Researchers in Lausanne have studied how Switzerland's neighbours have reformed their retirement systems in order to find solutions for home.
The ageing Swiss demographic is one of the greatest challenges facing the country's retirement system. Today there are just four people working for every retired person. By 2050 experts believe that ratio will halve, potentially causing the system to collapse
So at the request of the Federal Social Insurance Office, a team of experts from the Graduate School of Public Administration in Lausanne looked at reforms made in Germany, France, Italy, Sweden and the Netherlands. The goal is to provide the Swiss government with information on how best to make future reforms.
The study found big steps are easier to digest than small ones. "It's a fact that radical reforms are adopted more easily than limited ones," said project leader Giuliano Bonoli.
He added however that it was necessary for the changes to draw upon largely acknowledged principles. Among them would be flexibility in retirement age, establishing a link between benefits and the population and the economy, as well as a compensation scheme including penalising factors.
In the countries studied, flexible retirement age is often linked to factors such as difficulty in continuing a job, life expectancy in a particular professional category and how long a person has been working.
To help offset the variables in Italy, workers under the age of 18 must make payments into the system at one-and-a-half times the normal rate.
Another way to make reforms is to look at independent indexing mechanisms.
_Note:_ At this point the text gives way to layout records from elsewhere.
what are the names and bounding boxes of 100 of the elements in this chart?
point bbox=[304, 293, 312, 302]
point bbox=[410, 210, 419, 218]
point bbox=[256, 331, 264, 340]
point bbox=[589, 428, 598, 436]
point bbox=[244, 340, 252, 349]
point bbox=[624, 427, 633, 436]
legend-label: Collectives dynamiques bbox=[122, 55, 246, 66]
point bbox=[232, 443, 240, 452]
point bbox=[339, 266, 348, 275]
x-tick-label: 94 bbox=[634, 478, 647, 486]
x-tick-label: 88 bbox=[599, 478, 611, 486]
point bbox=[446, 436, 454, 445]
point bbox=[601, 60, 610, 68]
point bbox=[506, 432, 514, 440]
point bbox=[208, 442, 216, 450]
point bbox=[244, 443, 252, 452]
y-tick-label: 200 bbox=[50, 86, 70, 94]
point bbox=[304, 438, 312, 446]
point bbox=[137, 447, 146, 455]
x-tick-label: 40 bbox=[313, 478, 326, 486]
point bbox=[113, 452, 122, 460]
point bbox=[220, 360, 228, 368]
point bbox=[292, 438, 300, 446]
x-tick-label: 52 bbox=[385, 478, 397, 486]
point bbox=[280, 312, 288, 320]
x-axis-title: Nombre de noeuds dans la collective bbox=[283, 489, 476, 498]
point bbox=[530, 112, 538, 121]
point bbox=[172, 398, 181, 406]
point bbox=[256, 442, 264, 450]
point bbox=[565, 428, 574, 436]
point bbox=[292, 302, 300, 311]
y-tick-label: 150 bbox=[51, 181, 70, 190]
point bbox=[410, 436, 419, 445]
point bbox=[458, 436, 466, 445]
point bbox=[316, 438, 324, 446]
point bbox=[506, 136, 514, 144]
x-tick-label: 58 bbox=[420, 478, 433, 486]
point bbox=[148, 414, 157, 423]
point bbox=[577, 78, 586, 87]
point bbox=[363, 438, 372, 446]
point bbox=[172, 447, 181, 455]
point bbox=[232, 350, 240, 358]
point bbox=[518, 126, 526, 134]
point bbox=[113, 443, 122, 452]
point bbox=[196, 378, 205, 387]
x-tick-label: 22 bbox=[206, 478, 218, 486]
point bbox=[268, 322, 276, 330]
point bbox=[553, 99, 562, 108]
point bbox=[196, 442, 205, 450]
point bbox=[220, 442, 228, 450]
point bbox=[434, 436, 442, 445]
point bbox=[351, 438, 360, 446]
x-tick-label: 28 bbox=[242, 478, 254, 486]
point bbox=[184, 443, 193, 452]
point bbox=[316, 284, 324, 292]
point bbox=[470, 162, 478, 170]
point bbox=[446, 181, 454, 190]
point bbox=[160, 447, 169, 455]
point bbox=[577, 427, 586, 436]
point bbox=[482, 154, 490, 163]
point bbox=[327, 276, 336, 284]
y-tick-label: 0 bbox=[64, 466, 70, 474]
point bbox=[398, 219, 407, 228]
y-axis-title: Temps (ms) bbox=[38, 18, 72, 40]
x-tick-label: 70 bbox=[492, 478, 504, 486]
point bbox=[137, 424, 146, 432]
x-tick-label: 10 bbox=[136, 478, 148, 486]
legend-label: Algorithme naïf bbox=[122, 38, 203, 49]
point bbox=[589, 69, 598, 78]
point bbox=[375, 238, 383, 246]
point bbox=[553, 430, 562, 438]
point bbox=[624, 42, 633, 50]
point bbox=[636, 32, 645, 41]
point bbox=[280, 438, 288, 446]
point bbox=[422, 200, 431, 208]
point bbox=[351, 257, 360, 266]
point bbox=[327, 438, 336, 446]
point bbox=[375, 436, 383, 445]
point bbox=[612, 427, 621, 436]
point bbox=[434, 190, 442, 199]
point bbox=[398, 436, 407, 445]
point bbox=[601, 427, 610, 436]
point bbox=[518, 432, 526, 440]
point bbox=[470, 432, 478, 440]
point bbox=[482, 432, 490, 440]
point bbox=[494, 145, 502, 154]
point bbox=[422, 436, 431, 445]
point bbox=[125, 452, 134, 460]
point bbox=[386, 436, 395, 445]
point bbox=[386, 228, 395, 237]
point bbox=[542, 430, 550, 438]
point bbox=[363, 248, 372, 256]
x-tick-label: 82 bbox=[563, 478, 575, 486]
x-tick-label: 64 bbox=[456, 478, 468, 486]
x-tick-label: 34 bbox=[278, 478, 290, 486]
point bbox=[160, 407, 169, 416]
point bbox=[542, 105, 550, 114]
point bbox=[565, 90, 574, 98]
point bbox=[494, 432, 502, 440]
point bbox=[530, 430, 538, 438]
"In practical terms it's a matter of tools that don't constantly demand a political decision. Once defined, they have an automatic impact on annuity adjustments," Bonoli said.
"In Switzerland we already have a mechanism like this at our disposal. The revenue index is in effect carried out automatically every two years while considering the average between salaries and prices."
The Swiss could have advantages by combining different measures while eliminating the notion of an ordinary retirement age and allowing more flexibility, according to the study.
Annuities, for example, should be collectable after the age of 60 or 62 with reduced benefits in certain cases. A higher limit, 70 for example, could also be introduced.
According to the experts in Lausanne, a partial annuity should also be allowed.
The study looked at the idea of a system based on professional effort and a family coefficient. That would take into consideration the age of retirement as well as the number of years a worker pays into the system. That way, people with little qualifications who started a job early in life would still have advantages.
In general, the researchers favoured the idea of making benefits directly dependent on demographic and economic progress. For example, according to the health of the federal pension fund the revenue index could be based on a mixed index or even suspended.
The authors also suggested how to finance old-age insurance: by changing the way value-added tax is calculated, which would not be detrimental to the economy.
Further the debate
Yves Rossier, director of the Social Insurance Office, stressed that the goal of the study wasn't to interfere with the current political discussion.
"It's a matter of providing new elements to the debate in anticipation of future changes," he said.
For his part, Bonoli recommended a global solution and more in-depth studies and called for better coverage for disadvantaged people.
swissinfo, based on an article in Italian by Andrea Clementi
The state old-age pension scheme is funded jointly through contributions by employers and employees.
The plans for the latest reform of the scheme foresee raising the retirement age for women by one year to 65, in line with that of men.
The reform also includes ways of facilitating earlier retirement, the option of putting off retirement, as well as new funding mechanisms to adapt pensions to inflation.
Another proposal wants to impose a levy to finance an early retirement scheme.
The number of old age pensioners was 1.755 million in 2007. The scheme recorded a surplus of SFr2.7 billion in 2006.
Individual pensions benefits ranged from SFr1,105 to SFr2,210 per month. Married couples received up to SFr3,315.